War and Democracy: Always Already Together Again
(((Alain Badiou on what results from democratic materialism's commitment to the proposition that there are only bodies and languages; what else, by the way, is there?)))
Today, natural belief can be summarized in a single statement:
There are only bodies and languages.
This statement is the axiom of our contemporary conviction. I propose to name this conviction democratic materialism. Why? Democratic materialism. The individual fashioned by the contemporary world recognizes the objective existence of bodies alone. [ . . . ]
Moreover, it is essentially a democratic materialism. This is because the contemporary consensus, in recognizing the plurality of languages, presupposes their juridical equality. [ . . . ]
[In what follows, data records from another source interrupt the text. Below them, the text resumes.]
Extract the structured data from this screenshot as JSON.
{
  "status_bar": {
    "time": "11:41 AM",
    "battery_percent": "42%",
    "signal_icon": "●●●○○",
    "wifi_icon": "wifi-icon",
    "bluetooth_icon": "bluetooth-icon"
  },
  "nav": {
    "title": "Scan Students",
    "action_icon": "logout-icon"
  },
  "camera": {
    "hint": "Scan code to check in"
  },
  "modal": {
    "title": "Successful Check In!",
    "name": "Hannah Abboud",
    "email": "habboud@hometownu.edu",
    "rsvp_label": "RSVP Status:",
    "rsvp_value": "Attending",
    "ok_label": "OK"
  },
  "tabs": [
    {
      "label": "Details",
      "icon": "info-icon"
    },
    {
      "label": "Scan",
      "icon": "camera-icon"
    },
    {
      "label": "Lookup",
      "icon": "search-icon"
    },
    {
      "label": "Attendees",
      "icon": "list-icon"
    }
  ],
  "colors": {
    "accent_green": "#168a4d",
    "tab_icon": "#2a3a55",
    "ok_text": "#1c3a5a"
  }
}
Having said that, democratic materialism acknowledges a global limit to its polymorphous and animalistic tolerance. A language that does not recognize the universal juridical and normative equality of languages does not deserve to benefit from this equality. A language that claims to regulate all the others, to rule over all bodies, will be termed dictatorial and totalitarian. Then it is no longer a matter of tolerance, but of our ‘right to intervention’: legal, international and, if necessary, military intervention. Aggressive actions serve to rectify our universalistic claims, along with our linguistic sectarianism.
Bodies will be made to pay for their excesses of language. That is how a violent Two (the war against terrorism, democracy against dictatorship – at any cost!) sustains the juridical promotion of the multiple. In the final analysis, war, and war alone, makes possible the alignment of languages.
War is the barely hidden materialist essence of democracy.
Democracy has always been at war with terrorism.